Machine learning (ML) has had much success across a variety of domains and tasks over the past few decades. However, ML models often assume that test data statistically mirrors the training data, an assumption that fails in the presence of anomalies (i.e., test data that do not mirror training). Yet, scenarios that produce anomalies are precisely the situations that can be safety- and security-critical, such as cyber-attacks. To ensure that ML models are reliable (i.e., they are accurate even when fed anomalies), we propose a framework to characterize anomalies and incorporate this characterization into the ML pipeline. We discuss how to use this framework for unknown and foreseeable types of anomalies, both of which we have no data for. 

 

For unknown anomalies, we characterize them as living in large open spaces and ensure that models are conservative in these open spaces. The presence of unknown anomalies is a key trait of anomaly detection. In these large open spaces, we bias neural networks to be conservative, classifying open spaces as anomalous.
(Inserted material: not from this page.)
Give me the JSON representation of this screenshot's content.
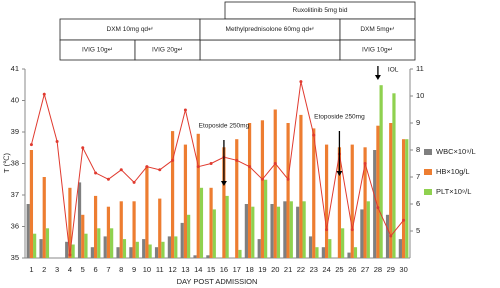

We show how to bias neural networks statistically and geometrically for unsupervised and supervised anomaly detection respectively. With this bias, we improve the reliability of neural networks on unknown anomalies. 

 

For foreseeable anomalies, we aim to analyze and account for their pattern (known as signature) by feature engineering. Attacks on cyber-physical systems (CPSes) are anomalies that we can foresee due to attacks being constrained by the cyber or physical component. Here, we characterize each attack signature and ensure that the ML model accounts for it. We show that our approach is principled by evaluating with two case studies on (1) cyber-attacks against explainable anomaly detection on power grids and (2) physical adversarial attacks against video-based object detection. In the first case study, we design graph change statistics to localize attacked sensors with phase- and amplitude-based signatures. For the second case study, we project images onto the data manifold with background subtraction for model fine-tuning, promoting robustness against off- and on-manifold adversarial signatures. In these two cases, characterizing attack signatures with feature engineering ensures that ML models are accurate even during attacks. 

 

In summary, this thesis proposes a framework to characterize anomalies in ML. For unknown anomalies, we encourage ML models to be conservative in large open spaces. When more information is present, we can use feature engineering to account for signatures from foreseeable anomalies. Accounting for potential anomalies in both cases, we increase the reliability of ML.